Pupil mata Tama membulat lebar mendengarnya. Efek sentilan kalimat Luna membawanya melanglang buana.

"Aku harap, pernyataan yang terakhir nggak menjadi alasan kamu untuk selalu sembunyi di sini. Sama seperti apa yang kamu coba bilang tentang aku, satu pendapat dari aku pun tetap bermakna buat membuktikan bahwa kamu mungkin nggak seburuk yang kamu pikirkan, bukan? Penilaian orang berbeda-beda. Semua bisa dibenarkan tergantung kamu ingin memercayai sudut pandang yang mana."

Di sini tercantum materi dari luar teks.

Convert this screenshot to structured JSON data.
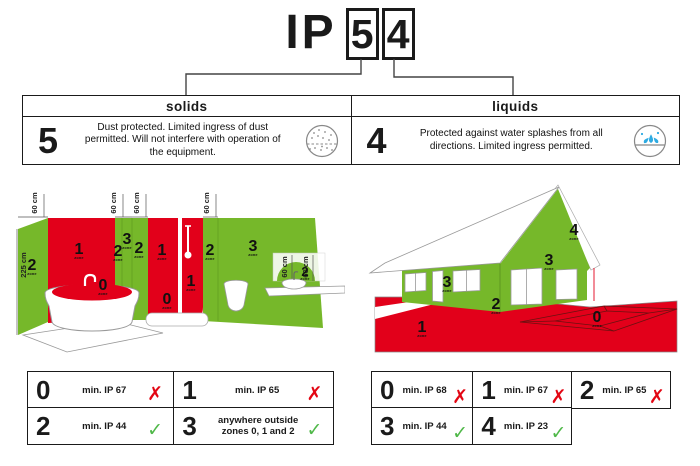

"Hah ... orang-orang kayak lo belajar di mana, sih? Bisa pintar bicara kayak begitu?" Tama kembali menjulurkan panjang lengannya ke pembatas semen. Ia jadi teringat sosok Melvin yang sering kali senang bertingkah layaknya motivator abal-abalan. "Terus, gua juga penasaran kenapa pas hari itu, lo langsung sadar kalau keadaan gua lagi nggak baik-baik aja. Keberatan? Semisal gua pengin tau asal dari dasar pemahaman lo?"

"Dasar pemahaman aku, ya? Anggap aja ... aku udah lama jadi seorang pengamat," jawab Luna lagi-lagi menampilkan senyumnya yang berlapis pilu. "Alasan kenapa aku sedikitnya tau tentang keadaan kamu, mungkin karena di satu titik, kamu mirip sama orang-orang di rumah aku."

"Hm? Orang-orang di rumah lo?" 

"Iya, orang-orang di rumah aku," kata Luna mengonfirmasi sebab Tama menelengkan kepalanya tidak mengerti. "Karena sama seperti kamu, mereka semua pandai berbohong."